Der Mini-Lautsprecher des Fraunhofer ILT zeigt, dass sich Mikroaktorik per Tintenstrahldrucker und Laser sekundenschnell und preiswert herstellen lässt.
(Bild: Fraunhofer ILT)

Einen Mini-Lautsprecher, der gerade einmal die Größe eines 1-Cent-Stücks aufweist, haben Wissenschaftler des Fraunhofer-Institut für Lasertechnik ILT entwickelt. Mithilfe eines additiven Fertigungsverfahrens können die Miniaturlautsprecher als Teil von piezoelektrischen, mikroelektromechanischen Systemen – sogenannten Piezo-MEMS – hergestellt werden.
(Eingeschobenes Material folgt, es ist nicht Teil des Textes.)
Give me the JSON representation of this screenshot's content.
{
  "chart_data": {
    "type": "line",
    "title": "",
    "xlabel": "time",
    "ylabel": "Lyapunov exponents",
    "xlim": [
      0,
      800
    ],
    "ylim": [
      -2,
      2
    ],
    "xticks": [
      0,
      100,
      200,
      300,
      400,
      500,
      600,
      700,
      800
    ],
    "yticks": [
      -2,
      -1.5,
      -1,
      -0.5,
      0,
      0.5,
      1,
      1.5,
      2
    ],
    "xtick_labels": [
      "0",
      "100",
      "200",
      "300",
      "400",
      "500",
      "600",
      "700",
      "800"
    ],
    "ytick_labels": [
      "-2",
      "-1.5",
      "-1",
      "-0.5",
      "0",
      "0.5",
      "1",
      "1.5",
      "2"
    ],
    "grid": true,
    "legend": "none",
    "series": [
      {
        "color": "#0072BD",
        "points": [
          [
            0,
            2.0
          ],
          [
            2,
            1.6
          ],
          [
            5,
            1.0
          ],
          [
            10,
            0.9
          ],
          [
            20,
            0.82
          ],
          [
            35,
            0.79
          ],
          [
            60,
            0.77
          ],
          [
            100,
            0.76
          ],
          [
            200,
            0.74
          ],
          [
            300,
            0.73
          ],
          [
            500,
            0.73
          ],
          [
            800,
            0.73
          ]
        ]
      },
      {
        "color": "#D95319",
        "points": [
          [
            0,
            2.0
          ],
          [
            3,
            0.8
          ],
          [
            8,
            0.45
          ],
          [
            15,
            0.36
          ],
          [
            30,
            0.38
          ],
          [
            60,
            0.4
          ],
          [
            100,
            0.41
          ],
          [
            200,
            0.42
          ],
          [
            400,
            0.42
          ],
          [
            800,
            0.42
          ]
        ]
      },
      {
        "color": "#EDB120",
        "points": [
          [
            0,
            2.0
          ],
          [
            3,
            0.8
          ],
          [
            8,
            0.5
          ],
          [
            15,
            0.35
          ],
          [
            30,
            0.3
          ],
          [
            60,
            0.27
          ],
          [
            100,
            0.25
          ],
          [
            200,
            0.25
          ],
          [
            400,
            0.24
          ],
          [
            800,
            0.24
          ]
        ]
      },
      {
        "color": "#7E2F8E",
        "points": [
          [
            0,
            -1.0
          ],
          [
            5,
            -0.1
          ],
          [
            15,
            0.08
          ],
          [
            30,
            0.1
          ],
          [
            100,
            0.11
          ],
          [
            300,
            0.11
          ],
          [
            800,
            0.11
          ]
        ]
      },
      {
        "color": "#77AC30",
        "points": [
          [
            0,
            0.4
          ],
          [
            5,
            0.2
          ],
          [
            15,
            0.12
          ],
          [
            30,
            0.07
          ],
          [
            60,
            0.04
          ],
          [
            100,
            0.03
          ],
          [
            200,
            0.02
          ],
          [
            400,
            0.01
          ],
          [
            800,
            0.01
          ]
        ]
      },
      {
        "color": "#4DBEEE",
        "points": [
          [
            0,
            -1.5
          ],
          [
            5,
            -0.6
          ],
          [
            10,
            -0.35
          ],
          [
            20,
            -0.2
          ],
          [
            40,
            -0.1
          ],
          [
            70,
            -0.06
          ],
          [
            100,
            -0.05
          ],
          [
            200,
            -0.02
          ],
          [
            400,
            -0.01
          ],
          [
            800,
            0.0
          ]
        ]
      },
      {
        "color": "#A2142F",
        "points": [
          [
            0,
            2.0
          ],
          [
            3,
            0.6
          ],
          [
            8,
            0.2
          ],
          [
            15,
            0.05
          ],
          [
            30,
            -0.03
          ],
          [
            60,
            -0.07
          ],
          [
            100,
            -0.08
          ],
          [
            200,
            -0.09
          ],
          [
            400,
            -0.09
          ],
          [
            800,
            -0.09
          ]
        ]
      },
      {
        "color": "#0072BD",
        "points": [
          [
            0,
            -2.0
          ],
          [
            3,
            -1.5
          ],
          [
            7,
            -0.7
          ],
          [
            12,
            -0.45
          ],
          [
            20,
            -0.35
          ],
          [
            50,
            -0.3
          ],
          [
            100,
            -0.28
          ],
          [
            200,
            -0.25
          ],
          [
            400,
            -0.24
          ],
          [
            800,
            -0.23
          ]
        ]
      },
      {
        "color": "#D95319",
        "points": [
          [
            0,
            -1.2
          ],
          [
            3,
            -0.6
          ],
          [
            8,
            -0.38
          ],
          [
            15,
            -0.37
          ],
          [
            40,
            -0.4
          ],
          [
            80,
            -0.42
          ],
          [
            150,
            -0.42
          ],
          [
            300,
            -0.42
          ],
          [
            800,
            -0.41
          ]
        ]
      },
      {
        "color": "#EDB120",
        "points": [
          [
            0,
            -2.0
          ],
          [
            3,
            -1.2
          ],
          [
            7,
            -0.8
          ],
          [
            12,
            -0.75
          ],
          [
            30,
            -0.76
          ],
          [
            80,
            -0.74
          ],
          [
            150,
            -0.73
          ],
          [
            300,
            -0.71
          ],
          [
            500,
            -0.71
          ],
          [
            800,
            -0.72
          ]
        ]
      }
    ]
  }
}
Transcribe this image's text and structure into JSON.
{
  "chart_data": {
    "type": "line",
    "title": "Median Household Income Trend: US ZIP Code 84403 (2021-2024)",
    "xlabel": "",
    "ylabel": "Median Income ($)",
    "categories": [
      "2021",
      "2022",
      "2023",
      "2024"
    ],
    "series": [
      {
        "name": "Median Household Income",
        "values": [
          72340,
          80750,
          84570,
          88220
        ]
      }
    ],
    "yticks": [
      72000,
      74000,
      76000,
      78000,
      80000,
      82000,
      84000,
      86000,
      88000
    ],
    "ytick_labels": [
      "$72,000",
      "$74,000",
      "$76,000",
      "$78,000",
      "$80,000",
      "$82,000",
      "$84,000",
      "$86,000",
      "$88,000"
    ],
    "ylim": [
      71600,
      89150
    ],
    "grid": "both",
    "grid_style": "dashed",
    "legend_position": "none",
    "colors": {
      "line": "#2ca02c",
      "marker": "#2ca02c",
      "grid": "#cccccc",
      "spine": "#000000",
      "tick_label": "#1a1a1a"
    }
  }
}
Dabei kombinieren die Forscher Tintenstrahldruck und Lasertechnik, um verhältnismäßig schnell und günstig Dünnschicht-MEMS im industriellen Maßstab herzustellen.

Was Piezo-MEMS können

Piezo-MEMS sind wahre technische Alleskönner, denn die hauchdünnen piezoelektrischen Schichten erfüllen wahlweise aktorische oder sensorische Funktionen: Entweder dehnen sie sich beim Anlegen eines elektrischen Feldes aus oder sie wandeln mechanische Bewegung in elektrische Spannung um.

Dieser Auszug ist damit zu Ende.